Joins two tables in the All of Us database. A less verbose wrapper for the dplyr::*_join() functions with some added safeguards.
Arguments
- data
unexecuted SQL query from dbplyr/dplyr.
- table
the omop table (or other remote table in your schema) you wish to join, as a character string, or a tbl object.
- type
the type of join; types available in dplyr: "left", "right", "inner", "anti", "full", etc.
- by
columns to join on
- suffix
suffix preferences to add when joining data with the same column names not specified in the by argument.
- x_as
optional; a string for the name of the left table
- y_as
optional; a string for the name of the right table
- ...
Additional arguments passed on to the join function
- con
Connection to the allofus SQL database. Defaults to
getOption("aou.default.con")
, which is created automatically withaou_connect()
.
Details
There are a few good reasons to use aou_join() when possible over
the x_join functions from dplyr. First, it reduces the code necessary to join
an existing table to another table.
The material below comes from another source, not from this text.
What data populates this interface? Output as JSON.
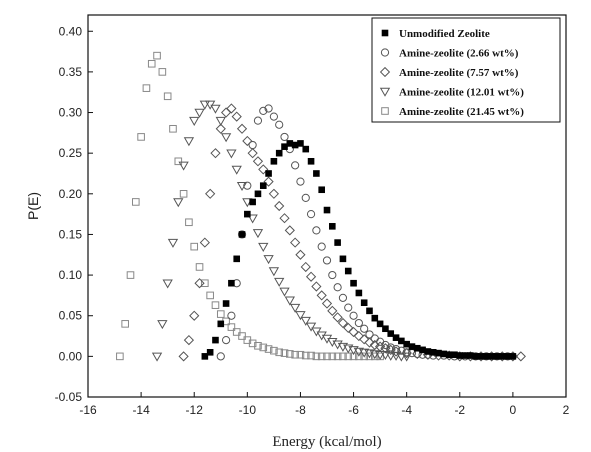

Second, it includes checks/workarounds
for two sources of common errors using dbplyr: it automatically appends the
x_as and y_as arguments to the join call if they are not provided and it
changes the default suffix from .x/.y to _x/_y for cases with shared column
names not specified by the by
argument which will result in a SQL error.
Examples
if (FALSE) { # on_workbench()
con <- aou_connect()
obs_tbl <- dplyr::tbl(con, "observation") %>%
dplyr::select(-provider_id)
obs_tbl %>%
aou_join("person", type = "left", by = "person_id")
}